Nuclear instability at levels not seen since Cuban Missile Crisis, says former US ambassador
The risk of a global nuclear arms race has risen to a level not seen since the aftermath of the Cuban Missile Crisis of 1962, according to a former U.S. ambassador to Russia.
In October, President Donald Trump announced the U.S. will end its 1987 Intermediate-Range Nuclear Forces (INF) Treaty with Russia, accusing Moscow of violating its terms. At the same time, Trump has also called for billions of dollars of new spending on new missile defense programs.
Speaking at the World Economic Forum in Davos on Tuesday, the president of the Carnegie Endowment for International Peace and former US ambassador, William Burns, said a conflation of events was creating instability.
“2019 could be as consequential a year for nuclear order since the immediate aftermath of the Cuban Missile Crisis where that brush with Armageddon cause the beginnings of a serious U.S./Soviet effort at arms control,” Burns said.
The INF Treaty between the US and Russia was signed in 1987 and sought to eliminate nuclear and conventional missiles, as well as their launchers, with short ranges (310–620 miles) and intermediate ranges (620–3,420 miles).
Burns said following U.S. accusations that Russia has developed a missile banned by the agreement he saw little prospect of the INF treaty being renewed and both sides would “walk away from it now.”

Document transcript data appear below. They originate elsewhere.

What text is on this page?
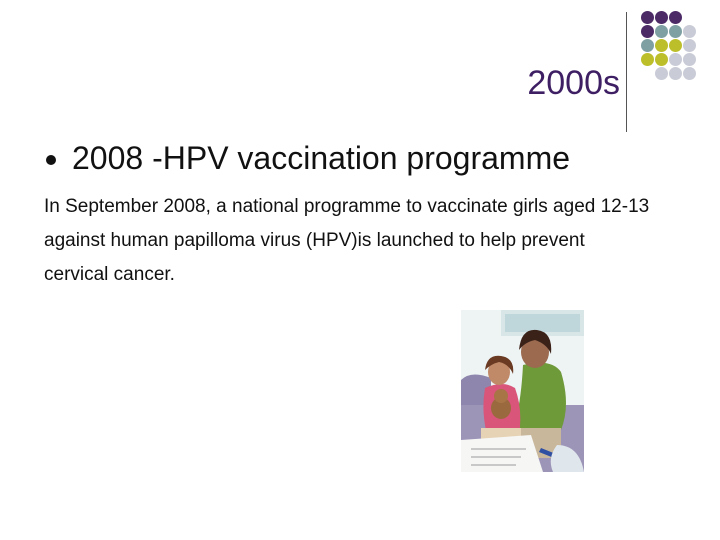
2000s
2008 -HPV vaccination programme
In September 2008, a national programme to vaccinate girls aged 12-13 against human papilloma virus (HPV)is launched to help prevent cervical cancer.
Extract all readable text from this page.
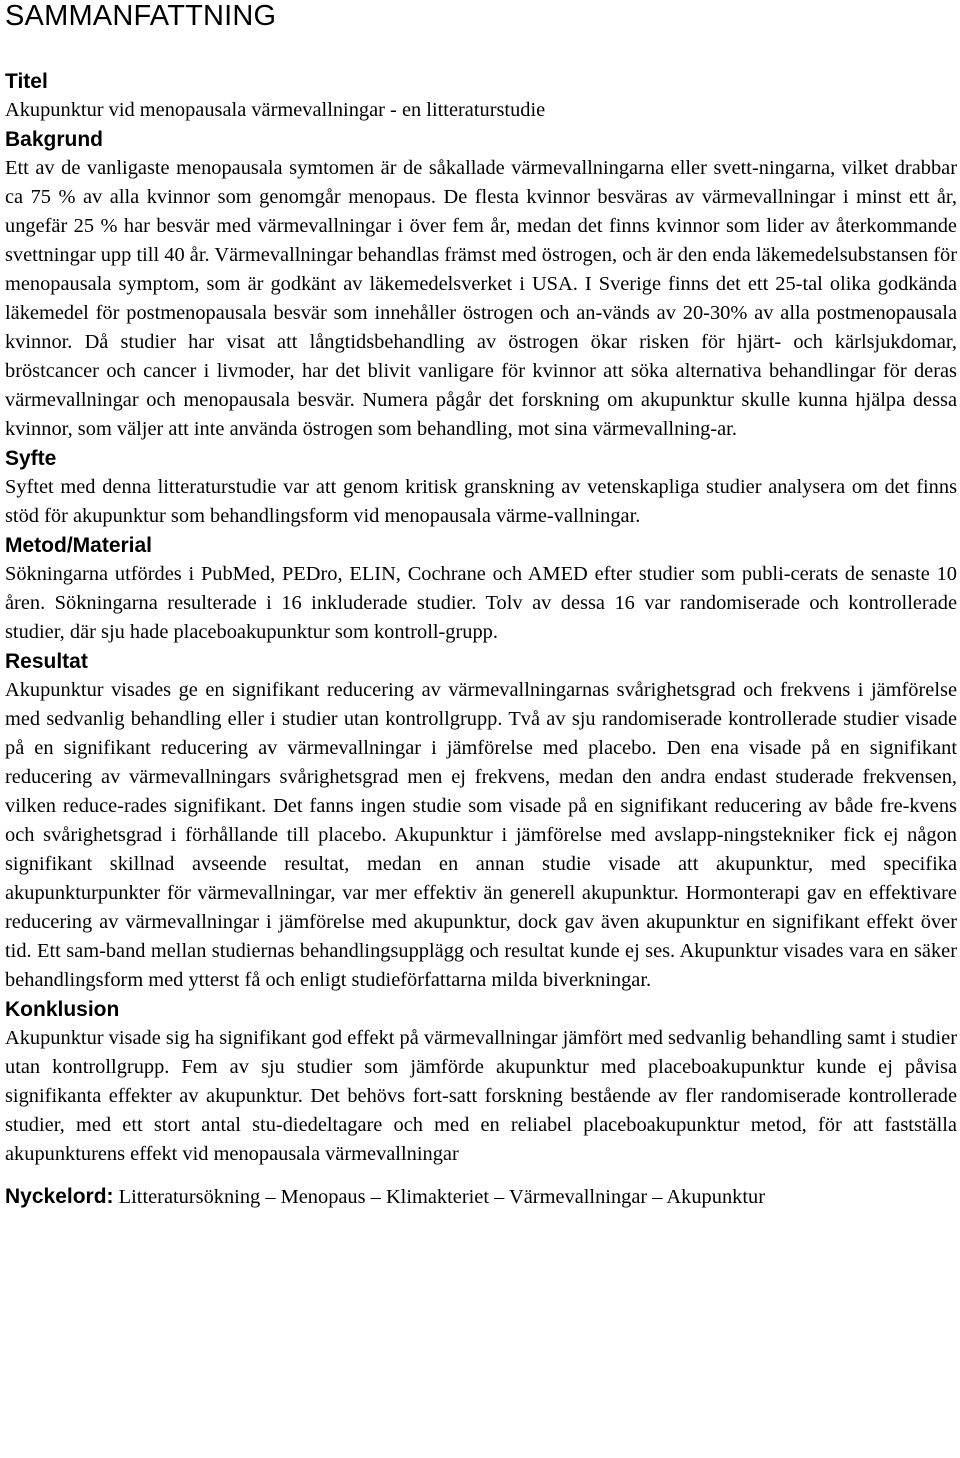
SAMMANFATTNING
Titel

Akupunktur vid menopausala värmevallningar - en litteraturstudie

Bakgrund

Ett av de vanligaste menopausala symtomen är de såkallade värmevallningarna eller svett-ningarna, vilket drabbar ca 75 % av alla kvinnor som genomgår menopaus. De flesta kvinnor besväras av värmevallningar i minst ett år, ungefär 25 % har besvär med värmevallningar i över fem år, medan det finns kvinnor som lider av återkommande svettningar upp till 40 år. Värmevallningar behandlas främst med östrogen, och är den enda läkemedelsubstansen för menopausala symptom, som är godkänt av läkemedelsverket i USA. I Sverige finns det ett 25-tal olika godkända läkemedel för postmenopausala besvär som innehåller östrogen och an-vänds av 20-30% av alla postmenopausala kvinnor. Då studier har visat att långtidsbehandling av östrogen ökar risken för hjärt- och kärlsjukdomar, bröstcancer och cancer i livmoder, har det blivit vanligare för kvinnor att söka alternativa behandlingar för deras värmevallningar och menopausala besvär. Numera pågår det forskning om akupunktur skulle kunna hjälpa dessa kvinnor, som väljer att inte använda östrogen som behandling, mot sina värmevallning-ar.

Syfte

Syftet med denna litteraturstudie var att genom kritisk granskning av vetenskapliga studier analysera om det finns stöd för akupunktur som behandlingsform vid menopausala värme-vallningar.

Metod/Material

Sökningarna utfördes i PubMed, PEDro, ELIN, Cochrane och AMED efter studier som publi-cerats de senaste 10 åren. Sökningarna resulterade i 16 inkluderade studier. Tolv av dessa 16 var randomiserade och kontrollerade studier, där sju hade placeboakupunktur som kontroll-grupp.

Resultat

Akupunktur visades ge en signifikant reducering av värmevallningarnas svårighetsgrad och frekvens i jämförelse med sedvanlig behandling eller i studier utan kontrollgrupp. Två av sju randomiserade kontrollerade studier visade på en signifikant reducering av värmevallningar i jämförelse med placebo. Den ena visade på en signifikant reducering av värmevallningars svårighetsgrad men ej frekvens, medan den andra endast studerade frekvensen, vilken reduce-rades signifikant. Det fanns ingen studie som visade på en signifikant reducering av både fre-kvens och svårighetsgrad i förhållande till placebo. Akupunktur i jämförelse med avslapp-ningstekniker fick ej någon signifikant skillnad avseende resultat, medan en annan studie visade att akupunktur, med specifika akupunkturpunkter för värmevallningar, var mer effektiv än generell akupunktur. Hormonterapi gav en effektivare reducering av värmevallningar i jämförelse med akupunktur, dock gav även akupunktur en signifikant effekt över tid. Ett sam-band mellan studiernas behandlingsupplägg och resultat kunde ej ses. Akupunktur visades vara en säker behandlingsform med ytterst få och enligt studieförfattarna milda biverkningar.

Konklusion

Akupunktur visade sig ha signifikant god effekt på värmevallningar jämfört med sedvanlig behandling samt i studier utan kontrollgrupp. Fem av sju studier som jämförde akupunktur med placeboakupunktur kunde ej påvisa signifikanta effekter av akupunktur. Det behövs fort-satt forskning bestående av fler randomiserade kontrollerade studier, med ett stort antal stu-diedeltagare och med en reliabel placeboakupunktur metod, för att fastställa akupunkturens effekt vid menopausala värmevallningar

Nyckelord: Litteratursökning – Menopaus – Klimakteriet – Värmevallningar – Akupunktur
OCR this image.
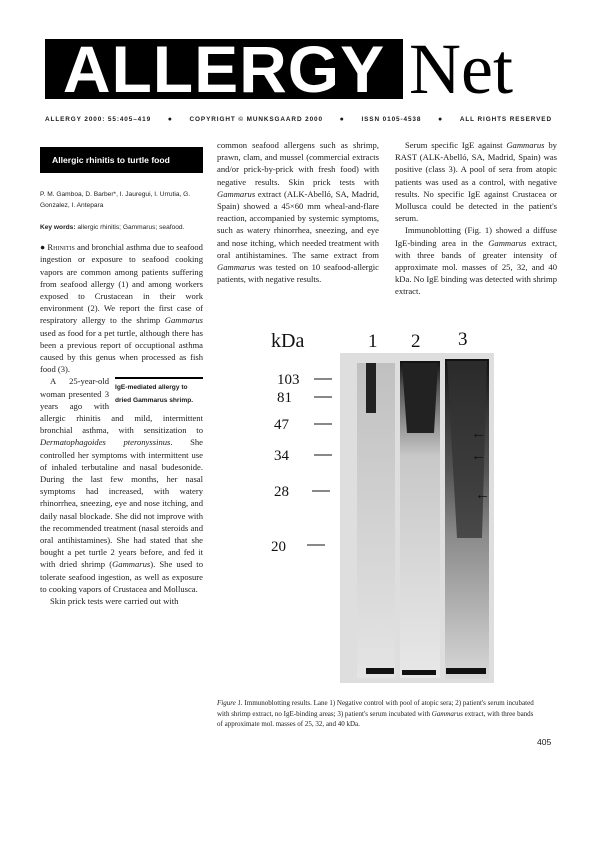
ALLERGY Net
ALLERGY 2000: 55:405–419 ●	COPYRIGHT © MUNKSGAARD 2000 ●	ISSN 0105-4538 ●	ALL RIGHTS RESERVED
Allergic rhinitis to turtle food
P. M. Gamboa, D. Barber*, I. Jauregui, I. Urrutia, G. Gonzalez, I. Antepara
Key words: allergic rhinitis; Gammarus; seafood.

● Rhinitis and bronchial asthma due to seafood ingestion or exposure to seafood cooking vapors are common among patients suffering from seafood allergy (1) and among workers exposed to Crustacean in their work environment (2). We report the first case of respiratory allergy to the shrimp Gammarus used as food for a pet turtle, although there has been a previous report of occuptional asthma caused by this genus when processed as fish food (3).

IgE-mediated allergy to dried Gammarus shrimp.

A 25-year-old woman presented 3 years ago with allergic rhinitis and mild, intermittent bronchial asthma, with sensitization to Dermatophagoides pteronyssinus. She controlled her symptoms with intermittent use of inhaled terbutaline and nasal budesonide. During the last few months, her nasal symptoms had increased, with watery rhinorrhea, sneezing, eye and nose itching, and daily nasal blockade. She did not improve with the recommended treatment (nasal steroids and oral antihistamines). She had stated that she bought a pet turtle 2 years before, and fed it with dried shrimp (Gammarus). She used to tolerate seafood ingestion, as well as exposure to cooking vapors of Crustacea and Mollusca.

Skin prick tests were carried out with

common seafood allergens such as shrimp, prawn, clam, and mussel (commercial extracts and/or prick-by-prick with fresh food) with negative results. Skin prick tests with Gammarus extract (ALK-Abelló, SA, Madrid, Spain) showed a 45×60 mm wheal-and-flare reaction, accompanied by systemic symptoms, such as watery rhinorrhea, sneezing, and eye and nose itching, which needed treatment with oral antihistamines. The same extract from Gammarus was tested on 10 seafood-allergic patients, with negative results.

Serum specific IgE against Gammarus by RAST (ALK-Abelló, SA, Madrid, Spain) was positive (class 3). A pool of sera from atopic patients was used as a control, with negative results. No specific IgE against Crustacea or Mollusca could be detected in the patient's serum.

Immunoblotting (Fig. 1) showed a diffuse IgE-binding area in the Gammarus extract, with three bands of greater intensity of approximate mol. masses of 25, 32, and 40 kDa. No IgE binding was detected with shrimp extract.

kDa	1 2 3
103
81
47
34
28
20
←
←
←
Figure 1. Immunoblotting results. Lane 1) Negative control with pool of atopic sera; 2) patient's serum incubated with shrimp extract, no IgE-binding areas; 3) patient's serum incubated with Gammarus extract, with three bands of approximate mol. masses of 25, 32, and 40 kDa.
405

The former ambassador added that a separate 2010 “New START” (Strategic Arms Reduction Treaty) arrangement, which sought to limit nuclear missile launchers and improve inspections, could also fall by the wayside when its terms expire in 2021.
Burns said the bilateral breakdown between Washington and Moscow was putting pressure on the global situation when previously the two countries had acted in concert to prevent unruly actors or countries
“For better or worse, America and Russia have unique capabilities and responsibilities on nuclear issues and when we are not living up to them it tends to inspire the worst behaviors on the part of other countries,” said Burns.
Trump’s promise to spend billions on missile defense would also trigger a new arms race according to Burns who predicted a greater temptation in Beijing or Moscow to invest even more actively in offensive nuclear technology.
Also speaking on the Davos panel titled “Nuclear Brinkmanship”, was Senior Fellow for Disarmament and Non-Proliferation at the Vienna Center Angela Kane.
Kane said the U.S. is suddenly stopping bilateral nuclear arms accords because it sees them as restrictive when competing with other emerging rivals.
“I’m guessing here, but I’m extrapolating that the U.S wants to develop missiles that could also be directed against China or other countries such as Iran or North Korea.”
Kane added that with no INF agreement in place, many nuclear missiles could be deployed to any region around the world.
The expert in political relations and negotiations said she too expected a military expansion cycle unless there was change in attitude from the world’s most powerful nations.